Meta Platforms recently agreed to a multiyear deal which would see them deploying “millions” of processors from Nvidia to power its next wave of AI infrastructure, further deepening ties between the two companies.
The agreement spans Meta’s on-premises and cloud environments, targeting hyperscale data centres designed to handle both AI training and inference workloads.
Meta CEO Mark Zuckerberg said the company plans “to build leading-edge clusters” using Nvidia’s next-generation platforms “to deliver personal superintelligence to everyone in the world”.
The deal covers Nvidia’s current Blackwell generation of AI accelerators and its upcoming Vera Rubin AI platform. Meta will also increase deployment of Nvidia’s Arm-based Grace CPUs across production data centres, aiming to improve performance per watt.
The move marks the first large-scale rollout focused solely on the chip maker’s Grace platform, with further expansion expected through next-generation Vera CPUs from 2027.
In addition, Meta will integrate Nvidia’s advanced networking devices across its infrastructure, supporting higher efficiency and throughput for large AI workloads.

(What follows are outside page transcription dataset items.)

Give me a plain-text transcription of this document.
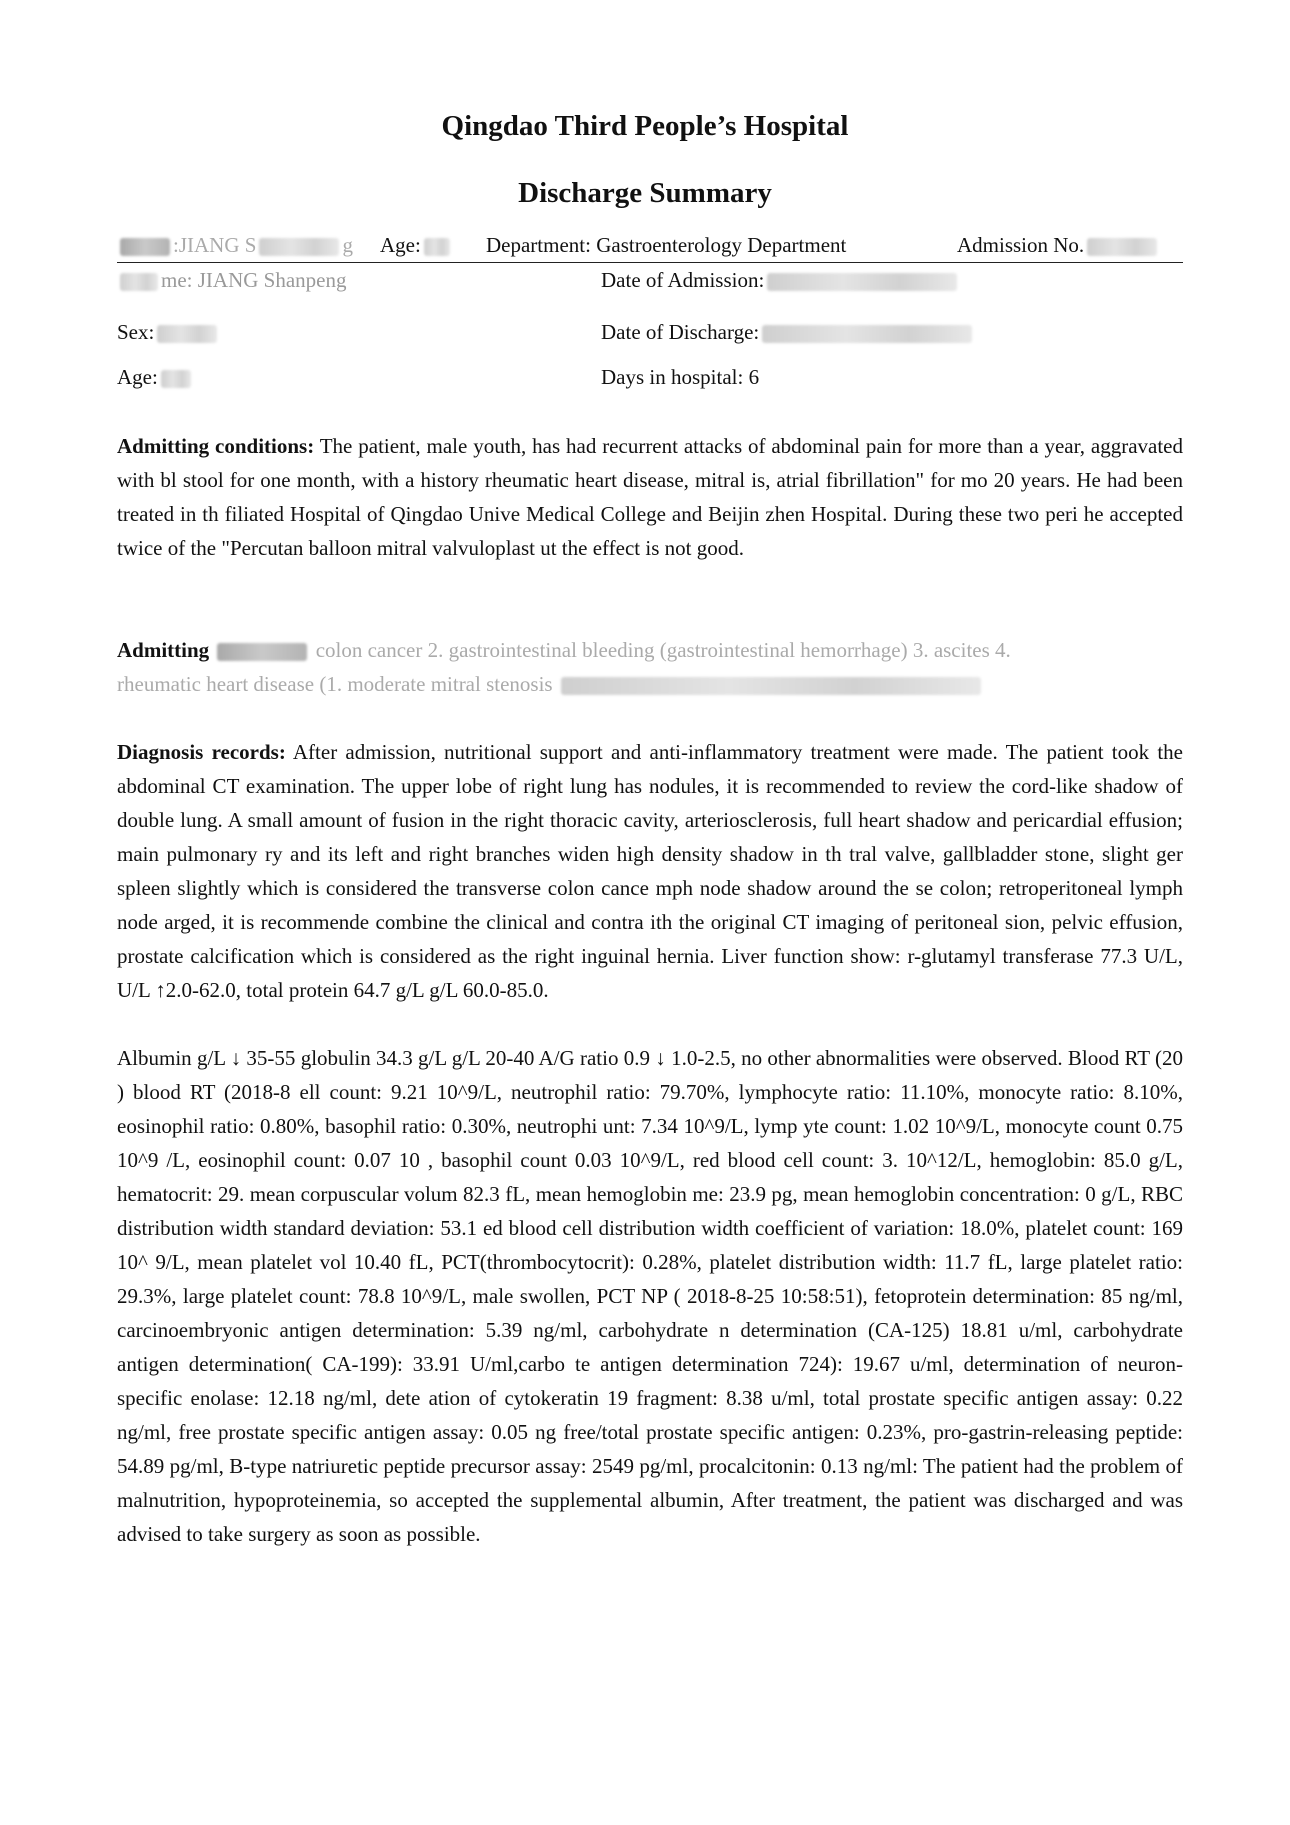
Qingdao Third People’s Hospital
Discharge Summary
:JIANG S	g Age:	Department: Gastroenterology Department	Admission No.
me: JIANG Shanpeng	Date of Admission:
Sex:	Date of Discharge:
Age:	Days in hospital: 6
Admitting conditions: The patient, male youth, has had recurrent attacks of abdominal pain for more than a year, aggravated with bl stool for one month, with a history rheumatic heart disease, mitral is, atrial fibrillation" for mo 20 years. He had been treated in th filiated Hospital of Qingdao Unive Medical College and Beijin zhen Hospital. During these two peri he accepted twice of the "Percutan balloon mitral valvuloplast ut the effect is not good.
Admitting	colon cancer 2. gastrointestinal bleeding (gastrointestinal hemorrhage) 3. ascites 4.
rheumatic heart disease (1. moderate mitral stenosis
Diagnosis records: After admission, nutritional support and anti-inflammatory treatment were made. The patient took the abdominal CT examination. The upper lobe of right lung has nodules, it is recommended to review the cord-like shadow of double lung. A small amount of fusion in the right thoracic cavity, arteriosclerosis, full heart shadow and pericardial effusion; main pulmonary ry and its left and right branches widen high density shadow in th tral valve, gallbladder stone, slight ger spleen slightly which is considered the transverse colon cance mph node shadow around the se colon; retroperitoneal lymph node arged, it is recommende combine the clinical and contra ith the original CT imaging of peritoneal sion, pelvic effusion, prostate calcification which is considered as the right inguinal hernia. Liver function show: r-glutamyl transferase 77.3 U/L, U/L ↑2.0-62.0, total protein 64.7 g/L g/L 60.0-85.0.
Albumin g/L ↓ 35-55 globulin 34.3 g/L g/L 20-40 A/G ratio 0.9 ↓ 1.0-2.5, no other abnormalities were observed. Blood RT (20 ) blood RT (2018-8 ell count: 9.21 10^9/L, neutrophil ratio: 79.70%, lymphocyte ratio: 11.10%, monocyte ratio: 8.10%, eosinophil ratio: 0.80%, basophil ratio: 0.30%, neutrophi unt: 7.34 10^9/L, lymp yte count: 1.02 10^9/L, monocyte count 0.75 10^9 /L, eosinophil count: 0.07 10 , basophil count 0.03 10^9/L, red blood cell count: 3. 10^12/L, hemoglobin: 85.0 g/L, hematocrit: 29. mean corpuscular volum 82.3 fL, mean hemoglobin me: 23.9 pg, mean hemoglobin concentration: 0 g/L, RBC distribution width standard deviation: 53.1 ed blood cell distribution width coefficient of variation: 18.0%, platelet count: 169 10^ 9/L, mean platelet vol 10.40 fL, PCT(thrombocytocrit): 0.28%, platelet distribution width: 11.7 fL, large platelet ratio: 29.3%, large platelet count: 78.8 10^9/L, male swollen, PCT NP ( 2018-8-25 10:58:51), fetoprotein determination: 85 ng/ml, carcinoembryonic antigen determination: 5.39 ng/ml, carbohydrate n determination (CA-125) 18.81 u/ml, carbohydrate antigen determination( CA-199): 33.91 U/ml,carbo te antigen determination 724): 19.67 u/ml, determination of neuron-specific enolase: 12.18 ng/ml, dete ation of cytokeratin 19 fragment: 8.38 u/ml, total prostate specific antigen assay: 0.22 ng/ml, free prostate specific antigen assay: 0.05 ng free/total prostate specific antigen: 0.23%, pro-gastrin-releasing peptide: 54.89 pg/ml, B-type natriuretic peptide precursor assay: 2549 pg/ml, procalcitonin: 0.13 ng/ml: The patient had the problem of malnutrition, hypoproteinemia, so accepted the supplemental albumin, After treatment, the patient was discharged and was advised to take surgery as soon as possible.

The social media giant will also adopt Nvidia’s Confidential Computing technology, which is designed to secure data and applications, to enable AI features on its WhatsApp platform while maintaining data confidentiality.
Billions
According to Bloomberg, Meta already accounts for about 9 per cent of Nvidia’s revenue and is the chip maker’s second-largest customer, spending roughly $19 billion on its products in the last fiscal year.
The deepened partnership comes as Meta races to expand AI investment as it builds out large-scale data centres and explores in-house chip development.
It has pledged to invest as much as $135 billion on AI infrastructure this year. The Financial Times reported the deal with Nvidia is worth billions of dollars.